Address other fraud avenues
Absentee votes, lack of receipts more of a concern than IDs
By TYRONE BROOKS Atlanta Journal Constitution 08/29/05
The champions of requiring only government-issued voter photo identification at the polls are suspiciously silent on two issues: valid voter photo identification for those who mail in absentee ballots and equipping all electronic voting machines with receipts.
Why is there so much interest in fraud at the polls while ignoring instances of fraud in the absentee balloting process (where more instances of fraud are found) and the actual voting process?
With 2006 a critical election year, the people of Georgia should demand that the General Assembly in January take up the issue of receipts in voting machines.
It's logical, sensible and reasonable for voting machines to be equipped with receipts. When we conduct transactions at teller machines, do we take if for granted that the machine will correctly record our transaction or do we require a receipt as proof?
If any elected officials are against the process of receipts at the polls, their motives should be questioned. If any elected officials are against tightening rules governing absentee ballots, their motives should be questioned. If it is right for voters who walk in the polls to show identification, then it should also be required that those who vote absentee send in a copy of their valid photo identification.
On the question of voter ID, it is also suspect that only certain forms of "government-issued ID" are acceptable. Why not valid employee photo ID? It is discriminatory and unfair that state public college students will be allowed to use their student photo ID at the polls, while students at private colleges cannot.

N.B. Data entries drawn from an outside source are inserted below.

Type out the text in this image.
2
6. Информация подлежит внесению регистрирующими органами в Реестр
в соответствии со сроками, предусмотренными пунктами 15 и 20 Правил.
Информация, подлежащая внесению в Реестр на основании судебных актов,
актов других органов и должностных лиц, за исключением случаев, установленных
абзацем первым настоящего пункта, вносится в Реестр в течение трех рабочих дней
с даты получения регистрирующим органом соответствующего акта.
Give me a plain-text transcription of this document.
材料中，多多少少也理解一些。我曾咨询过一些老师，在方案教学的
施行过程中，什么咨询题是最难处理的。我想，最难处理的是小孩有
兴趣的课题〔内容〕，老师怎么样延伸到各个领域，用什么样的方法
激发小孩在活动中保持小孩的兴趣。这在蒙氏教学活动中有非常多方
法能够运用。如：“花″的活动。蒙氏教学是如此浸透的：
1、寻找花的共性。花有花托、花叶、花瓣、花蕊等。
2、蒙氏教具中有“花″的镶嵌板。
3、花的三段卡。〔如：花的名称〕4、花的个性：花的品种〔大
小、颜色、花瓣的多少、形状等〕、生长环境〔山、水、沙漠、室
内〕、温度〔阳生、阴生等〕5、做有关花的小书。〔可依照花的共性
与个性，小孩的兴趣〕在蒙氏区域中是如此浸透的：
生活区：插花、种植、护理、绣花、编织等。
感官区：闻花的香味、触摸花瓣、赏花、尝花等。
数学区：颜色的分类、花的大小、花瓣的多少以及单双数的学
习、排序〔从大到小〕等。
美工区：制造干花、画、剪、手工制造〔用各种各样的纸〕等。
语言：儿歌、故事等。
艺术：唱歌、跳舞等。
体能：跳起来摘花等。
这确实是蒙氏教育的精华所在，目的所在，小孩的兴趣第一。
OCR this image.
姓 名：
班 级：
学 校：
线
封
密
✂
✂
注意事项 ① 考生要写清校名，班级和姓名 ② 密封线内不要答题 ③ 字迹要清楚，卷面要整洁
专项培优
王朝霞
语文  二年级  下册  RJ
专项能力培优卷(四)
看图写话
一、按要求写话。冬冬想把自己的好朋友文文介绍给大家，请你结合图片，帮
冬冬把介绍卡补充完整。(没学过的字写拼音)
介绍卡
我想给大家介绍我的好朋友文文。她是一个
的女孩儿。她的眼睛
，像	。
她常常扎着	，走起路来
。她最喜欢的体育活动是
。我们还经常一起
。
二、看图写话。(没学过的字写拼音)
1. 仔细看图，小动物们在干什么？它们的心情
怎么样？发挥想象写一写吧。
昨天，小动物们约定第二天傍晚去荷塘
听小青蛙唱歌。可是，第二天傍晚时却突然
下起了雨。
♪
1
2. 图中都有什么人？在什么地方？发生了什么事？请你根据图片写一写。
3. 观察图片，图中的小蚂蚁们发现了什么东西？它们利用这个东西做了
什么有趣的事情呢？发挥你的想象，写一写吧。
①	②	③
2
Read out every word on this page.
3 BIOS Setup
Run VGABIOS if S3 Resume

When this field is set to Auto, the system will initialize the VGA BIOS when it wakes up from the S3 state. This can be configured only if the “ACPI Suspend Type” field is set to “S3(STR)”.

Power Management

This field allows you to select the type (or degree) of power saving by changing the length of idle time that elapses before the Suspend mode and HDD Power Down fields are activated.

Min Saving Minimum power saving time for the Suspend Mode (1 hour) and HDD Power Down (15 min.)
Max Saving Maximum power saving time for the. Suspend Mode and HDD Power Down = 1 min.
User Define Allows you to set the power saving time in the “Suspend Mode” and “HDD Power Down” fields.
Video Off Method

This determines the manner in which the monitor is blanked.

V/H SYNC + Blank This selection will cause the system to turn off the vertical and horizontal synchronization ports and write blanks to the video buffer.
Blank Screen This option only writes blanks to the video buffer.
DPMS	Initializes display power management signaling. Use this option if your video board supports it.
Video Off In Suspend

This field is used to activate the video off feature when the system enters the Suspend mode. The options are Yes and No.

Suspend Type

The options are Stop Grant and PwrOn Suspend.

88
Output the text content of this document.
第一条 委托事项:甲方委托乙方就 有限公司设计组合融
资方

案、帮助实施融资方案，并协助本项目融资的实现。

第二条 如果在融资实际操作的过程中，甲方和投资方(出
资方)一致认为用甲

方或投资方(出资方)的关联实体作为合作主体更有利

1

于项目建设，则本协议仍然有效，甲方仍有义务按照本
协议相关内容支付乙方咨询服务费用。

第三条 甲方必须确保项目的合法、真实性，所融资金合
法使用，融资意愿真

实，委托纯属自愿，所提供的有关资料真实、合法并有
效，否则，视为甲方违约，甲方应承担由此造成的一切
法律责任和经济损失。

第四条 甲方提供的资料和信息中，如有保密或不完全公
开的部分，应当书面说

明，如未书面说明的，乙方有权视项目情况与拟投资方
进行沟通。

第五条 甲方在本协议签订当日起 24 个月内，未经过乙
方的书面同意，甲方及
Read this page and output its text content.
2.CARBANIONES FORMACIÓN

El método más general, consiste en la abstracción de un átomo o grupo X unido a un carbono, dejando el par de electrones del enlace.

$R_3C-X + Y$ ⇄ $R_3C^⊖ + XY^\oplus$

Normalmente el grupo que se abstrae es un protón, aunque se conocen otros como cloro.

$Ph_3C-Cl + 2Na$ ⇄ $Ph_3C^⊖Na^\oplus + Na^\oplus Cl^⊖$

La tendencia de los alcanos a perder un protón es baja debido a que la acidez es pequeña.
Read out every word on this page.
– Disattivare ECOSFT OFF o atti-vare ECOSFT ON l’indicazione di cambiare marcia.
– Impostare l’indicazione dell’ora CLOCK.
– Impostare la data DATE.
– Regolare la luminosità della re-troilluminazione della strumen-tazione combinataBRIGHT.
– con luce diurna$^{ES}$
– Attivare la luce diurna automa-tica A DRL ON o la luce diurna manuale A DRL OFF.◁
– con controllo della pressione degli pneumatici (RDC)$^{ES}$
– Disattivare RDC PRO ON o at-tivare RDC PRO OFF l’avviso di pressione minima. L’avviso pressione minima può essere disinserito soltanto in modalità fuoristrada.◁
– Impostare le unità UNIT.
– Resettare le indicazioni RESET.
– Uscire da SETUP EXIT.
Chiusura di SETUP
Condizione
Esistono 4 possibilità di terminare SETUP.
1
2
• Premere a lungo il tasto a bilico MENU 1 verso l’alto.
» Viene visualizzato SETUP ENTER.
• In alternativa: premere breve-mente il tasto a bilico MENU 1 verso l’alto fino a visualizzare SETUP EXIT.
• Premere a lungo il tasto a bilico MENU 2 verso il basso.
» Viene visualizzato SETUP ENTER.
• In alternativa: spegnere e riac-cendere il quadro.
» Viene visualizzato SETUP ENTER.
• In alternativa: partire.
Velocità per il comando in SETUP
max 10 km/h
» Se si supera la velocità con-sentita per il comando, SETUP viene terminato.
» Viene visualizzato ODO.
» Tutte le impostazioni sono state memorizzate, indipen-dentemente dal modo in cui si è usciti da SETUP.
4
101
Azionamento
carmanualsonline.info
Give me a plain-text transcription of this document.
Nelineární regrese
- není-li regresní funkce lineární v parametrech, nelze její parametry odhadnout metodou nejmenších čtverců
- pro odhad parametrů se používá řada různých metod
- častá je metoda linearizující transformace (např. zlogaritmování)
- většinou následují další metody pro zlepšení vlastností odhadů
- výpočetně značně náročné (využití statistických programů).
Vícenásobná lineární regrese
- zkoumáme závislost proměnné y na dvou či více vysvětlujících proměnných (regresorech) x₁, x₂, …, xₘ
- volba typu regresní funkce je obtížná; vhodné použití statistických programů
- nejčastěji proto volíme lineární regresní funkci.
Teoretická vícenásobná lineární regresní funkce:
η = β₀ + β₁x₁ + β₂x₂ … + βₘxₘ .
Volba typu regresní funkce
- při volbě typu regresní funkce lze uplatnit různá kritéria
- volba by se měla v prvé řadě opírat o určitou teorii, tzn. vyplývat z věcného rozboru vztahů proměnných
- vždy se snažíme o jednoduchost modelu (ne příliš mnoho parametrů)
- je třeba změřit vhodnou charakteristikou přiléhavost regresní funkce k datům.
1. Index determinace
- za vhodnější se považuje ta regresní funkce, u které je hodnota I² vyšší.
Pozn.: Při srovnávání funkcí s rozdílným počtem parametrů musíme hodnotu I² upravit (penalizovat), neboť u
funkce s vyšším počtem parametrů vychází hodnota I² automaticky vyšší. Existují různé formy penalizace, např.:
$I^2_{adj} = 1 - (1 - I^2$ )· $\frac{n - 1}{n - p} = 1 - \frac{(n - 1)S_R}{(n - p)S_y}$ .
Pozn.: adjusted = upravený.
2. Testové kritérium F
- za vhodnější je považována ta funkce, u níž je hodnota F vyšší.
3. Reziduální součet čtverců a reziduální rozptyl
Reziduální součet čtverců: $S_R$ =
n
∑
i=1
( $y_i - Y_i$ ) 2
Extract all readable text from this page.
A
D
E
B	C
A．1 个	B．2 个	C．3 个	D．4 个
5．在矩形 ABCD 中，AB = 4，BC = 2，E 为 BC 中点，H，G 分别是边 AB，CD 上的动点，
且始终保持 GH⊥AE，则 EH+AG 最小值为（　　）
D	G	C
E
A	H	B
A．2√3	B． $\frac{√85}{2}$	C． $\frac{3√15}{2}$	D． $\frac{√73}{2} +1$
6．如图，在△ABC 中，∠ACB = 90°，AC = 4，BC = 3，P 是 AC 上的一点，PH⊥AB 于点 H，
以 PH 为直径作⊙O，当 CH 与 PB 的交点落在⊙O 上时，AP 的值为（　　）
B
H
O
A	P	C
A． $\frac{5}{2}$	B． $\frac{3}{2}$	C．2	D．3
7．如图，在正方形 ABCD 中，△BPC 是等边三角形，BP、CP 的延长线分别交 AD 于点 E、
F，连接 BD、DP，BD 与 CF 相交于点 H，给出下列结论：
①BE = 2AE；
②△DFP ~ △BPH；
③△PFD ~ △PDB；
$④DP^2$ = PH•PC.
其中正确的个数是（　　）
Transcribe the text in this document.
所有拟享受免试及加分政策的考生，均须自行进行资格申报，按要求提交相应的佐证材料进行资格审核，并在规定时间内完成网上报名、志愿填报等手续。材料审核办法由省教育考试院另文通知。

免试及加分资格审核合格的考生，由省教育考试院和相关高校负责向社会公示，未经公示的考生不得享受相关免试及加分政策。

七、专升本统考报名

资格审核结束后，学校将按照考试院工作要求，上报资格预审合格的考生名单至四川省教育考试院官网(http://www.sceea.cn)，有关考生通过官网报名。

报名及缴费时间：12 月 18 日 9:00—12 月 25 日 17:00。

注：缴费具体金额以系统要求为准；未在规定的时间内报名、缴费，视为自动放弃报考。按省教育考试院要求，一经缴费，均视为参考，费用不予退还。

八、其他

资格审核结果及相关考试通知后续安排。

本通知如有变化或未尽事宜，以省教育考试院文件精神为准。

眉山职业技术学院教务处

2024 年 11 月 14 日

A recent opinion column by Sen. Bill Stephens was headlined "Democrats hardly innocent of fraud" (@issue, Aug. 19). This is an interesting headline that leads to a curious implication: Is it now someone else's turn at fraud? While Stephens rants about Democrats mastering voter fraud in Telfair County, Ga., he failed to mention how Republicans mastered it in Florida, Ohio and several other states that we won't mention due to space limitations.
Voter fraud is wrong on each side of the aisle. Whether practiced by racist segregationists in 1946 or right-wing conservatives in 2006, it is equally repugnant and un-American.
I am a major advocate of correcting past wrongs. But let's not half- step in the process. Let's take giant steps forward. There are two immediate giant steps that can be taken during the 2006 General Assembly: requiring photo ID for absentee ballots and providing voter receipts in electronic voting machines.
When pointing out the wrongs of history, we must look at the complete picture. In 1946, a large segment of the population was politically disenfranchised. They were denied access to the restricted primary elections.
Those who dared vote during general elections were subjected to physical intimidation and other impediments such as poll taxes, literacy tests, etc. Many were lynched and murdered as a result of working to register voters and obtain full voting rights for all American citizens.
Georgia's voter ID legislation is probably one of the most regressive pieces of voter rights legislation since the Jim Crow era. It is definitely the country's most restrictive voter ID law. We do not need voter regression. We need voter progression.
Receipts at the polls will give voters confidence in our election system by providing them with assurance that their votes are truly being cast for the candidate of their choice. We should be more concerned with the fair voting process of live voters in 2006 than votes cast in the names of dead voters in 1946.
Challenge elected officials to demonstrate that their intent in Georgia's new voter ID legislation was not to restrict voter access. If their intent is truly to protect the "sanctity of the ballot," make them prove it.